O jovem Sebastião I, por Alonso Sanchez Coelho (1562) |
A sombra
do Fênix ainda pairou sobre Portugal com Sebastião I, (1554-1578), que sucedeu
o pai aos meros três anos de idade sob a tutela de sua avó, rainha da Áustria, e
depois seu avô, cardeal português, como regentes. Entronizado aos quatorze anos
em 1557, aos vinte e quatro desapareceu na batalha de Alcácer-Quibir, derrotado
pelo sultão Abd al-Malik. O povo, no entanto, acreditava piamente que Sebastião
voltaria para reassumir. Para evitar o mal maior, o colapso do reino de
Portugal, quatro anos depois Filipe I
mandou buscar uma urna enterrada em Lisboa tida como sendo dos restos do
“Adormecido”, Sebastião, para tentar sepultar de vez a crença no sebastianismo.
Nada provou, a lenda ficou viva e só esvaneceu com o tempo: Sebastião nunca retornaria.
Muito
se perde em lutar como Don Quixote, o cavaleiro errante de batalhas vãs e imaginárias.
O novelista norte-americano F. Scott Fitzgerald disse: “O pior momento na vida
de alguém é quando ele observa o próprio mundo desmoronar, e o que tem a fazer
é encarar tudo impassivelmente. O Conformista, personagem-título do livro homônimo
do italiano Alberto Moravia, uma espécie de anti-herói, foi levado a colaborar com
o Partido Fascista Italiano, sendo registrado em filme pelo cineasta Bernardo Bertolucci
(1970).
F. Nietzsche |
Do
inglês, to err, andar sem caminho, significa vagar sem direção, como Quixote.

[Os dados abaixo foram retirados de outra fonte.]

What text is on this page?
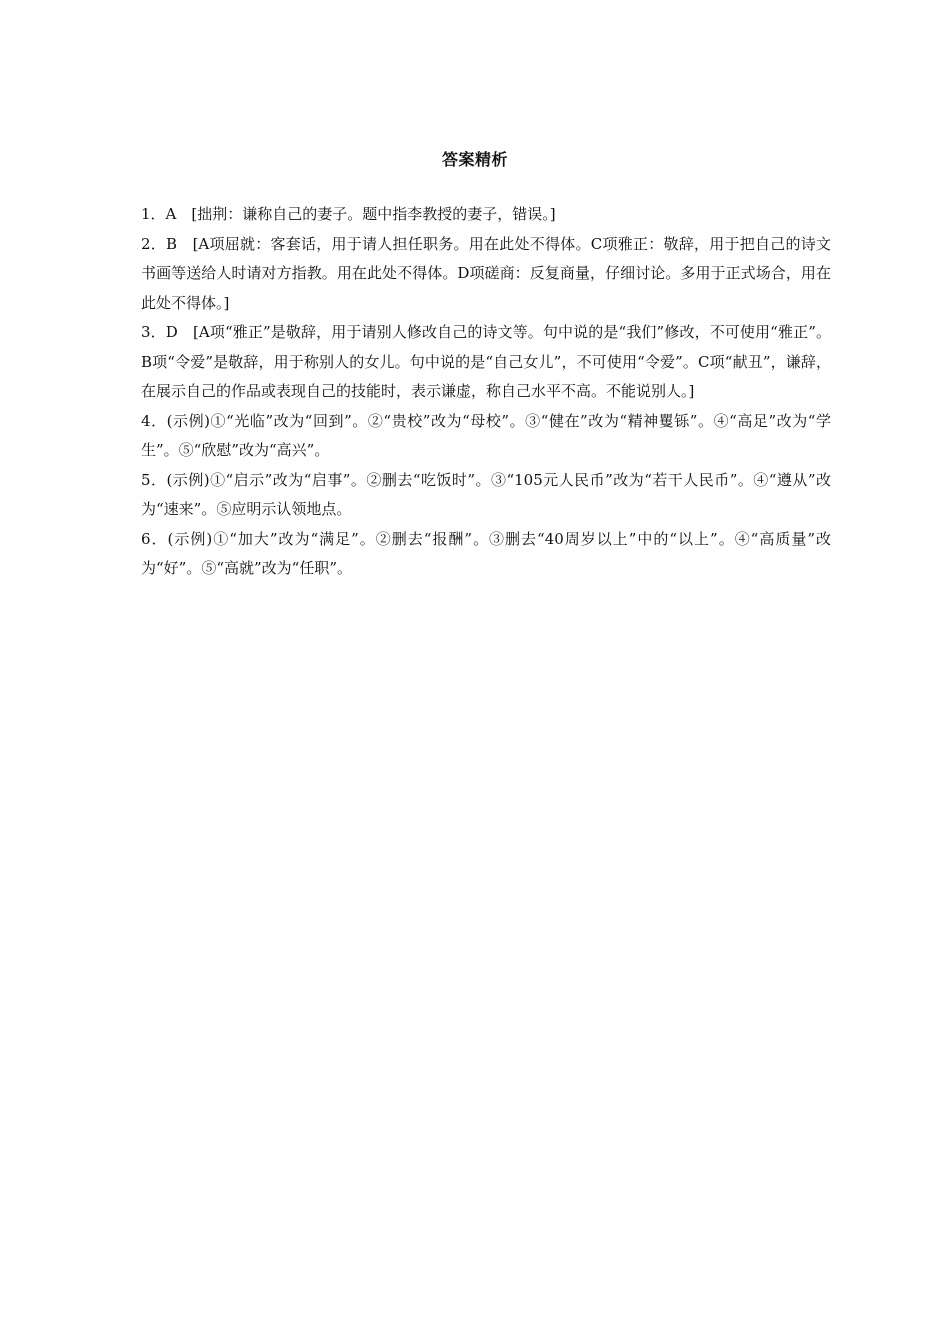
答案精析

1．A　[拙荆：谦称自己的妻子。题中指李教授的妻子，错误。]

2．B　[A项屈就：客套话，用于请人担任职务。用在此处不得体。C项雅正：敬辞，用于把自己的诗文书画等送给人时请对方指教。用在此处不得体。D项磋商：反复商量，仔细讨论。多用于正式场合，用在此处不得体。]

3．D　[A项“雅正”是敬辞，用于请别人修改自己的诗文等。句中说的是“我们”修改，不可使用“雅正”。B项“令爱”是敬辞，用于称别人的女儿。句中说的是“自己女儿”，不可使用“令爱”。C项“献丑”，谦辞，在展示自己的作品或表现自己的技能时，表示谦虚，称自己水平不高。不能说别人。]

4．(示例)①“光临”改为“回到”。②“贵校”改为“母校”。③“健在”改为“精神矍铄”。④“高足”改为“学生”。⑤“欣慰”改为“高兴”。

5．(示例)①“启示”改为“启事”。②删去“吃饭时”。③“105元人民币”改为“若干人民币”。④“遵从”改为“速来”。⑤应明示认领地点。

6．(示例)①“加大”改为“满足”。②删去“报酬”。③删去“40周岁以上”中的“以上”。④“高质量”改为“好”。⑤“高就”改为“任职”。
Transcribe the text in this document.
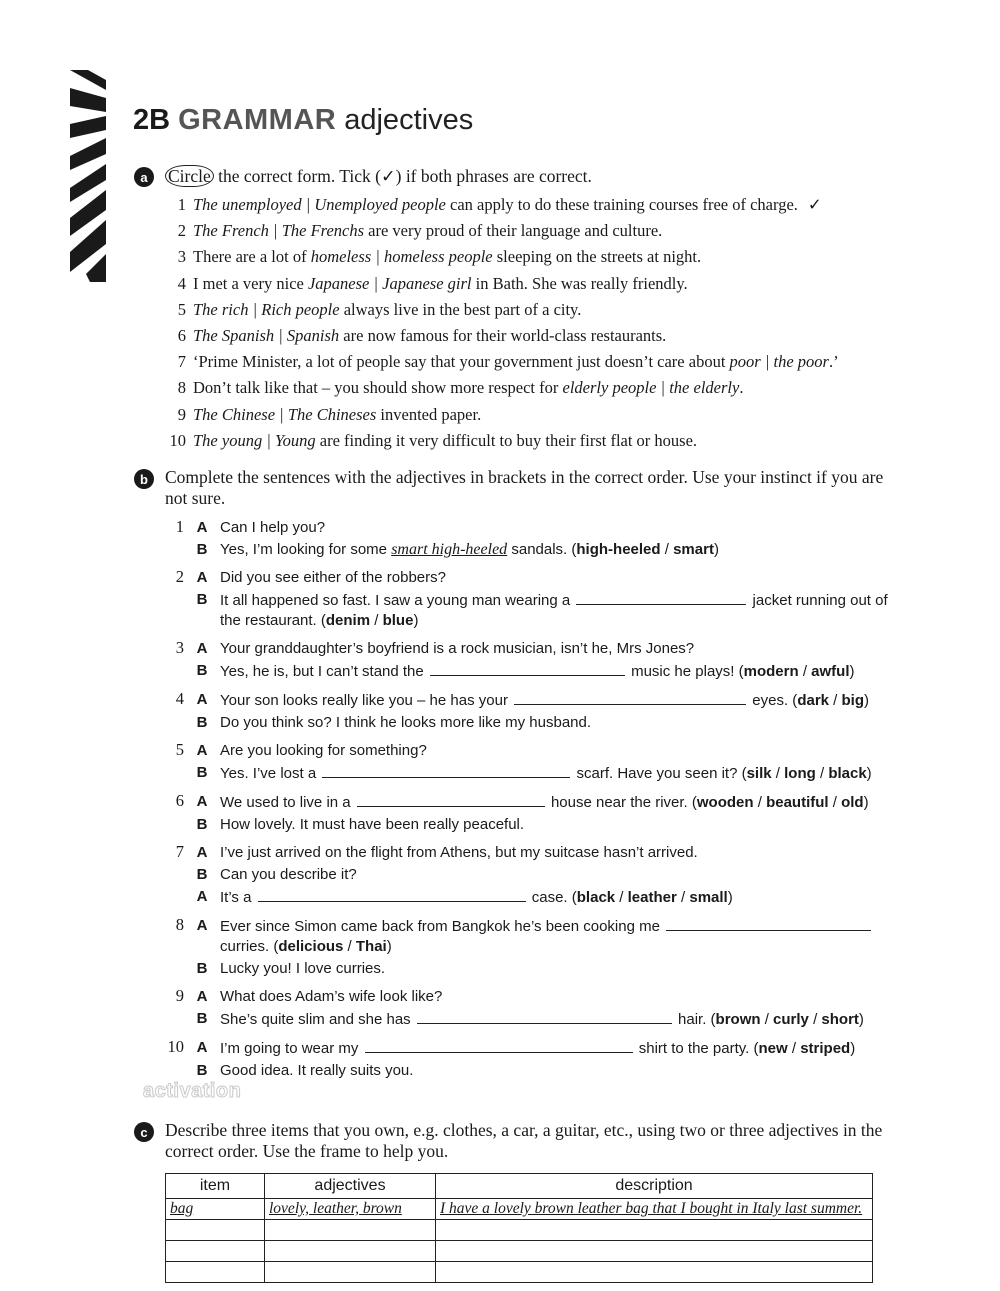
2B GRAMMAR adjectives
a	Circle the correct form. Tick (✓) if both phrases are correct.
1 The unemployed | Unemployed people can apply to do these training courses free of charge. ✓
2 The French | The Frenchs are very proud of their language and culture.
3 There are a lot of homeless | homeless people sleeping on the streets at night.
4 I met a very nice Japanese | Japanese girl in Bath. She was really friendly.
5 The rich | Rich people always live in the best part of a city.
6 The Spanish | Spanish are now famous for their world-class restaurants.
7 ‘Prime Minister, a lot of people say that your government just doesn’t care about poor | the poor.’
8 Don’t talk like that – you should show more respect for elderly people | the elderly.
9 The Chinese | The Chineses invented paper.
10 The young | Young are finding it very difficult to buy their first flat or house.
b Complete the sentences with the adjectives in brackets in the correct order. Use your instinct if you are not sure.
1 A Can I help you?
B Yes, I’m looking for some smart high-heeled sandals. (high-heeled / smart)
2 A Did you see either of the robbers?
B It all happened so fast. I saw a young man wearing a	jacket running out of the restaurant. (denim / blue)
3 A Your granddaughter’s boyfriend is a rock musician, isn’t he, Mrs Jones?
B Yes, he is, but I can’t stand the	music he plays! (modern / awful)
4 A Your son looks really like you – he has your	eyes. (dark / big)
B Do you think so? I think he looks more like my husband.
5 A Are you looking for something?
B Yes. I’ve lost a	scarf. Have you seen it? (silk / long / black)
6 A We used to live in a	house near the river. (wooden / beautiful / old)
B How lovely. It must have been really peaceful.
7 A I’ve just arrived on the flight from Athens, but my suitcase hasn’t arrived.
B Can you describe it?
A It’s a	case. (black / leather / small)
8 A Ever since Simon came back from Bangkok he’s been cooking me  curries. (delicious / Thai)
B Lucky you! I love curries.
9 A What does Adam’s wife look like?
B She’s quite slim and she has	hair. (brown / curly / short)
10 A I’m going to wear my	shirt to the party. (new / striped)
B Good idea. It really suits you.
activation
c Describe three items that you own, e.g. clothes, a car, a guitar, etc., using two or three adjectives in the correct order. Use the frame to help you.
item	adjectives	description
bag	lovely, leather, brown	I have a lovely brown leather bag that I bought in Italy last summer.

Para simplificar uma frase célebre, o alemão Nietzsche disse que “sem música, a
vida seria um caminhar errante”. Em português, menos comum, errar cai qual uma pétala
no “Soneto de separação”, do Vinicius, magistralmente trazido à música por
Jobim: “Fez-se da vida uma aventura errante / de repente, não mais que de
repente”. Um errar, errante, caminhando
por veredas na vida, sem mesmo procurar saídas. Só navegar, porque navegar é preciso,
disse o poeta.
Estamos
vivendo tempos de dilemas e decisões, buscas por resultados em várias frentes de
luta. Mas também dias de conformismo e passividade, insensibilidade e egoísmo. É
época de uma pandemia avassaladora que coloca o mundo em pânico, em grande
parte sem noção do que acontece. Há incontáveis pesquisadores em laboratórios,
entidades públicas e privadas, universidades trabalhando contra o tempo
impiedoso que deixa seu rastro de morte, enquanto um sem-número de médicos, enfermeiros
e pessoal de apoio encaram o Minotauro de frente.
Campus da USP no Butantã |
Como
teseus, pesquisadores de Israel, universidades como as de Oxford, John Hopkins,
USP e instituições a ela associadas, tentam puxar o fio do novelo: drogas
empregadas contra moléstias do passado para encontrar a saída do labirinto dos
enfermos ou, um dia, a milagrosa vacina. Mas não há espada mágica. As preces
daqueles já enlutados voltam-se para seus amados sebastiões, e as orações para
pessoas queridas, inconscientes e desenganadas, praticamente aguardam pelo
milagre nas UTIs. Há os que esperam, crédulos, o renascer de seus fênix, no desespero da perda de parentes e amigos. Enquanto isso, quixotes perambulam
como cavaleiros errantes, “sem lenço nem documento”, e conformistas aguardam,
impassíveis, o mundo desmoronar, como disse Fitzgerald.
Finalmente,
temos os que nada ajudam - pelo contrário, só atrapalham -, pensando em seus
próprios interesses e vendo milhares de mortes como mera fatalidade alheia. Por
dolo ou omissão, não se assumem pais de seu quinhão nas dificuldades enfrentadas
pelo trabalho abnegado de legiões de equipes e técnicos, em sacrifício pela
sociedade.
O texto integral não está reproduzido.